Caro’s eyes opened wide. ‘What duel? What wound?’ Her voice expressed frustration.

‘Rob did not fall from a horse in the autumn. He was beaten by men Kilbride paid. They left him for dead in the street, with a broken leg and arm.’

Rob wished his uncle would hold his tongue.

‘They…’ Caro looked at Rob, her eyes swimming with tears.

‘I did not challenge him to a duel because of that,’ Rob explained. ‘I challenged him because he hurt you. I shot him the day of our wedding, it is why my ear had bled.’

She stared at him, open-mouthed.

‘You will feel the burden of his death,’ his uncle predicted .

Rob looked at him. ‘I will not. His fate was God’s judgement, he could have survived that shot.’

‘Then God is just,’ Caro whispered. ‘He is dead, and we have Sarah. But a duel, Rob… And why did you not tell me what he did to you?’

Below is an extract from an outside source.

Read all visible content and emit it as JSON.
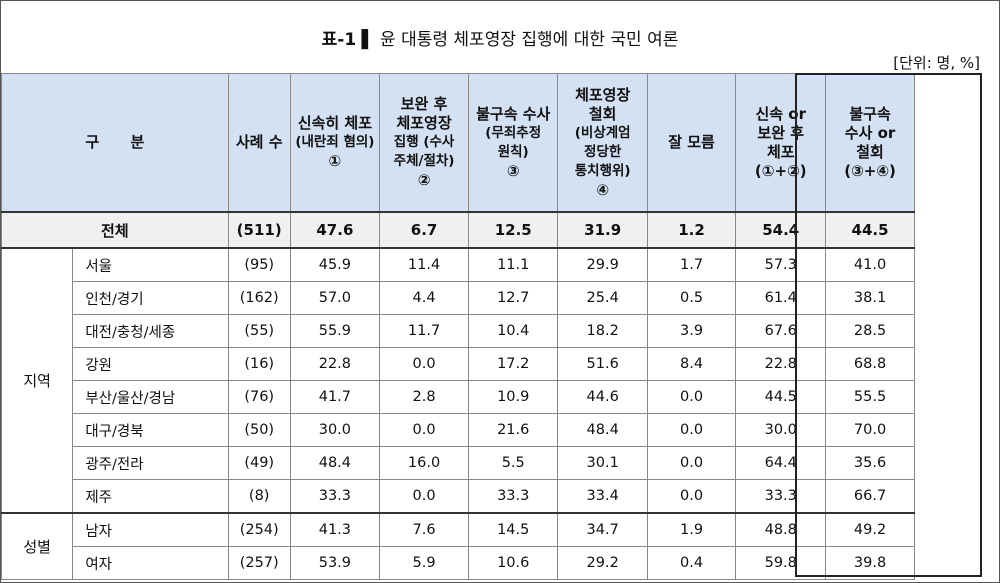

‘We have had that conversation long ago, Caro. Because you would have worried and been hurt as much as me, and you would have married me then, after refusing me, and I would not have been certain it was really your choice.’

‘That is stupid,’ she snapped. But then she rose from her chair and came to him. ‘Hold me, please.’

Rob’s uncle stood, smiling. ‘I have probably thrown enough cats among the pigeons. I will leave my coffee and be on my way. I just thought you would want to know. I will let myself out.’

Rob stood, not to say farewell to his uncle, but to enfold Caro in his arms. ‘I am sorry. I know how you felt for him.’

She pulled away, tears on her cheeks and glistening in her eyes.

‘Felt for him… Do you think I am crying for him? Do not be silly, Rob, I am crying for you. The next time I see Drew I shall tell him severely…’ She swiped the tears from her cheeks.

‘He should have kept his thoughts to himself. Had he not counselled me to leave you alone you would not have been on the street that night, and he was wrong on every count. I loved you as deeply as you loved me.’

‘It does not matter now.’

‘No. But you have still made me feel like crying.’

With that she held him again and sobbed gently on his shoulder.

A knock tapped the door his uncle had left open. ‘Ma’am, Sarah is awake,’ the nursery maid said. ‘She is fed and keen to see her mama.’

‘Thank you, we will come and fetch her. ’

When Caro held Sarah in her arms, their daughter’s dark-grey eyes watched him across her mother’s shoulder.

He hoped those eyes would become the colour of gold like her mother’s.